Suddenly, he becomes rough no longer touching me, but now trying to free himself of his suit pants. I hear the zipper and begin to fight with all my might. He’s far too strong to remove him, no matter how hard I try it’s no good.

He relents for just a moment and I see it as my opportunity to knee him in the balls. He rolls off me and doubles to the floor to coughs. He cups himself and groans. “What the fuck,” he says breathlessly.

“That’s what I should be saying! What the… what the heck, Antonio!” My father forbids me to swear back when I lived under his household. I guess old habits never really die.

“Fuck, Liliana. What happened?” His eyes are once again hazel, and his blank fear is now masked with pain.

“You tried to rape me that’s what happened!” It could’ve been so easy to kick him while he’s down.

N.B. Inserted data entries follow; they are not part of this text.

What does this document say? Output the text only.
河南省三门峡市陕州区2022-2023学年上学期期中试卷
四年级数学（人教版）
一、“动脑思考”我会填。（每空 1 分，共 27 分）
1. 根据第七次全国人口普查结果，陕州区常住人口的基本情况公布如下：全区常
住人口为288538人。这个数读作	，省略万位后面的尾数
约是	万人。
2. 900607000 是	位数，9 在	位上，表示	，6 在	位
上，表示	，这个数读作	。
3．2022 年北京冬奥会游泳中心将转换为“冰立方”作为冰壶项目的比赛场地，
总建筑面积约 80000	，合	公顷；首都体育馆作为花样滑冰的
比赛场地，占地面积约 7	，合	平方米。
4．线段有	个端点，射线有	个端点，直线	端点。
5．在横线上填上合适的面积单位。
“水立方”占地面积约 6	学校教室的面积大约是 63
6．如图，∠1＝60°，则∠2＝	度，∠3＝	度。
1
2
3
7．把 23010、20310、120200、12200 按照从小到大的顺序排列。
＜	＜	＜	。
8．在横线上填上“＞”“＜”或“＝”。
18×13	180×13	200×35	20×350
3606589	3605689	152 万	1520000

“Just get away from me, go in your room and lock the door.”

“No, I want an-”

“Jesus Christ, go to your fucking room, Liliana!” He shouts and Carmelo comes down the stairs. “Take her to her room and make sure she doesn’t leave it until morning.”

Carmelo picks me up and puts me over his shoulder-like he has done before-and carries me upstairs.

“I can walk you know,” I growl and punch at his back. “What is going on, why was he acting like that?”

“Capo has seen some dark stuff, that’ll do something to a man.”

“It’ll leave you heartless,” I murmur under my breath and Carmelo says nothing in response on the way back to my bedroom.

That night is sleepless, I can’t get the look of his dark eyes out of my head. The way his body moved against and how I actually felt heat between my eyes and the evidence of my arousal made my panties stick to me. I wanted him-I actually wanted him, but he scared the crap out of me. He was rough, where I want gentle and I fear it’ll always be like that. Antonio will dominate me every night, no sweet kisses, no words of love whispered in my ears, no happily ever after like you read in the fairy-tales. Just a marriage where I’ll only see him at night, where he will force sex, and the only reason for our union is political and for the conception of heirs I will be forced to bare for him.

I weep into my pillow and wonder if Arabella cried herself to sleep earlier. I also start to wonder who will be worse husband, Luca or Antonio?